Neither of that happened. I got flooded with endless thoughts, and ideas. Ideas for moodboards, playlists, art.
I got attached to Ben so much, it's hard to explain it but I feel connected to him in a way that I never thought was possible for me ever again. He makes me genuinely smile and I don't mean just smile with my mouth but makes me smile with my eyes. He makes me blush and laugh and feel like I'm on top of the world in such a euphoric state. I actually feel like we're together- like actually. I know it sounds insane but I have every bit of real emotion for Ben. I feel well- in love.

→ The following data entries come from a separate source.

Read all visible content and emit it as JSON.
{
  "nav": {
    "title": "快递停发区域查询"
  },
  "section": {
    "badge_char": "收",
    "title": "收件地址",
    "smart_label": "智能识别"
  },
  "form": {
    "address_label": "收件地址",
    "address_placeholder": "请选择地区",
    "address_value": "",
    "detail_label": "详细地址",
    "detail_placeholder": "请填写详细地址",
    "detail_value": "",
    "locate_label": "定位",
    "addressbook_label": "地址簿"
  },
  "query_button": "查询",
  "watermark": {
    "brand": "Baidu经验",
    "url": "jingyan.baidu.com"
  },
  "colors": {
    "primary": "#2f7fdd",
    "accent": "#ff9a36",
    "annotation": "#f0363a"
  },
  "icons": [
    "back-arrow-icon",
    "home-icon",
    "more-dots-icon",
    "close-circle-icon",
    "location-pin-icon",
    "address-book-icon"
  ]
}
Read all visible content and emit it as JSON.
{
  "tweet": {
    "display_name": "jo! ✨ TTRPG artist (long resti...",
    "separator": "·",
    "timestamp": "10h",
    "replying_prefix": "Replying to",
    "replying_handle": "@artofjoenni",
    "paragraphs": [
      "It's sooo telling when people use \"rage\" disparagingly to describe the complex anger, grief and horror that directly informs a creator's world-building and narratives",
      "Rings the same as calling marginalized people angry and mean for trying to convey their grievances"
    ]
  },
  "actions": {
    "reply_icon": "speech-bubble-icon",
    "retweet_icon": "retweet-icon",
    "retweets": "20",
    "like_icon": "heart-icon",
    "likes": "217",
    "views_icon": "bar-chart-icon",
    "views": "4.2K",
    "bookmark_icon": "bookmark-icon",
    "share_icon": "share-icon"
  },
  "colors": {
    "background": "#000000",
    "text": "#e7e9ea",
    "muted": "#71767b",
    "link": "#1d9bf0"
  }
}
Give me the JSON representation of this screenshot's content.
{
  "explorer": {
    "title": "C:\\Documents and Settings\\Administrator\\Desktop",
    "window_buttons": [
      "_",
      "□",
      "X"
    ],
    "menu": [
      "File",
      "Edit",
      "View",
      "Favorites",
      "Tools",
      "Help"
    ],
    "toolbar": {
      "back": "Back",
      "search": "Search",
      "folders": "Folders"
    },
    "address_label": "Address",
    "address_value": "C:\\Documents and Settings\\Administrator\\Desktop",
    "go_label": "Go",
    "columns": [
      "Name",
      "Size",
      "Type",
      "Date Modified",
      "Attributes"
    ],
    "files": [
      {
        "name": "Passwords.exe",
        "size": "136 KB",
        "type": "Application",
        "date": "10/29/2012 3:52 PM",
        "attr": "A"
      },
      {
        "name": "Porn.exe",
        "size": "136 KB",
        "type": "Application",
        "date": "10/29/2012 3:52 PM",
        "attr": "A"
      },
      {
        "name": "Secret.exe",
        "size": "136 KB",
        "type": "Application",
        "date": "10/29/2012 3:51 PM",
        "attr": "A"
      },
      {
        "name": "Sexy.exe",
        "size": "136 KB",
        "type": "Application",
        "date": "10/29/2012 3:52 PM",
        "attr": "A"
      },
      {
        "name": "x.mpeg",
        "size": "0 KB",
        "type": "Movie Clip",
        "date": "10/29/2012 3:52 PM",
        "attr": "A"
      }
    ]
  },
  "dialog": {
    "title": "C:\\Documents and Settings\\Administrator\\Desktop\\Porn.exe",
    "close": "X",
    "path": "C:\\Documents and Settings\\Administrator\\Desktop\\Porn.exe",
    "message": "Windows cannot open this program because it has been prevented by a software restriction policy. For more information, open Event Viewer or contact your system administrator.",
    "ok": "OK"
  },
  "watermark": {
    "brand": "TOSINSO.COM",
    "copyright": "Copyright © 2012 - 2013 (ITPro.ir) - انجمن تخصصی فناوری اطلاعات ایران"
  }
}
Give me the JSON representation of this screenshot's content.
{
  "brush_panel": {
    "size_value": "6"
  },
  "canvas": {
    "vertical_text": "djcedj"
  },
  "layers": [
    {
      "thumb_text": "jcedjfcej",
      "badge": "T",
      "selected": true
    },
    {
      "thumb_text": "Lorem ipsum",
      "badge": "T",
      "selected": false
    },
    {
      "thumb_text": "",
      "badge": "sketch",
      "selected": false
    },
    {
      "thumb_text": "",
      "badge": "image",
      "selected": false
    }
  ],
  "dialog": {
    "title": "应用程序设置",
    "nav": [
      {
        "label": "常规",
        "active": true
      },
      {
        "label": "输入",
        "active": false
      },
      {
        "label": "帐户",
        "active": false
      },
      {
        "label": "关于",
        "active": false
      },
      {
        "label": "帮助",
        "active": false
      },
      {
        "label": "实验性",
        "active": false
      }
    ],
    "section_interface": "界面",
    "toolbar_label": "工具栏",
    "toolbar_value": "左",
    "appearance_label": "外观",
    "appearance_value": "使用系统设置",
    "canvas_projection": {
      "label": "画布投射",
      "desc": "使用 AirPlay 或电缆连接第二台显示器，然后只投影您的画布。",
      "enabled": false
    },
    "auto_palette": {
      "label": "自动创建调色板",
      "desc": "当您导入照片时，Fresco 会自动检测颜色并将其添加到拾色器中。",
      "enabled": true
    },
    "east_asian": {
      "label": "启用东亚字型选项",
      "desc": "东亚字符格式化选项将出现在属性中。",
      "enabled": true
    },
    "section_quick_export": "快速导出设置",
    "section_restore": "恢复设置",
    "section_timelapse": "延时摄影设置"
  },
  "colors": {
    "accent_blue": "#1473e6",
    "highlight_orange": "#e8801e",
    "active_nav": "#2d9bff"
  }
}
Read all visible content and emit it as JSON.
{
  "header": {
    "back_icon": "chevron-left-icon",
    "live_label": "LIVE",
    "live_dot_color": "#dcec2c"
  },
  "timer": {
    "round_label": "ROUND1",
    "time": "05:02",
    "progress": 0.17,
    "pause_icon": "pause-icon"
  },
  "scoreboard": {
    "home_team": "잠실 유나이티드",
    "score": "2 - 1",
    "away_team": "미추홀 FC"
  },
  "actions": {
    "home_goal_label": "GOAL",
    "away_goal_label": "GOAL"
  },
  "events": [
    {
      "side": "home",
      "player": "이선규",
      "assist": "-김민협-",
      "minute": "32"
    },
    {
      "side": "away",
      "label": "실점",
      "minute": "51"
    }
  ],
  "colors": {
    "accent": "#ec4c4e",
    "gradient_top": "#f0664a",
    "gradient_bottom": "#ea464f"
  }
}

I said I love all my other f/o too and its true and this might sound terrible and believe me I've thought myself as a terrible person but the love I hold for Ben is higher and so much more different than the love I have for the others..
I thought he'd be like a shooting star. A moment of fun but he'd fade away just as fast as he came into my life.
I'm thankful that wasn't the case. He managed to do what I thought wasn't ever gonna happen to me again. He reignited my spark and love and appreciation. I can't say the last time I smiled this much irl and how much I've had my heartbeat fast and the tint rise to my cheeks.
I guess in short...
Ben makes me feel like I'm alive again.
<- I'm trying so hard not to cry as I talk about this but I mean it's true, I've had so much bullshit happen in my life. I've survived so many hardships and awful people. I forgot what feeling alive was, I thought my new normal was to not expect happiness because it will be met with tragedy and I'll be back at square one. Alone and fighting demons in my mind.
Ben has reignited my heart and I am forever grateful for him, I love him so much already and I hold him so incredibly dear. He makes me feel strong, and loved, and passionate- I love him with my entire soul. So deeply that the love extends past the words themselves. It's so much deeper.
If you read this far thank you <3 It means a lot to me. Thanks for listening to me coherently ramble for once.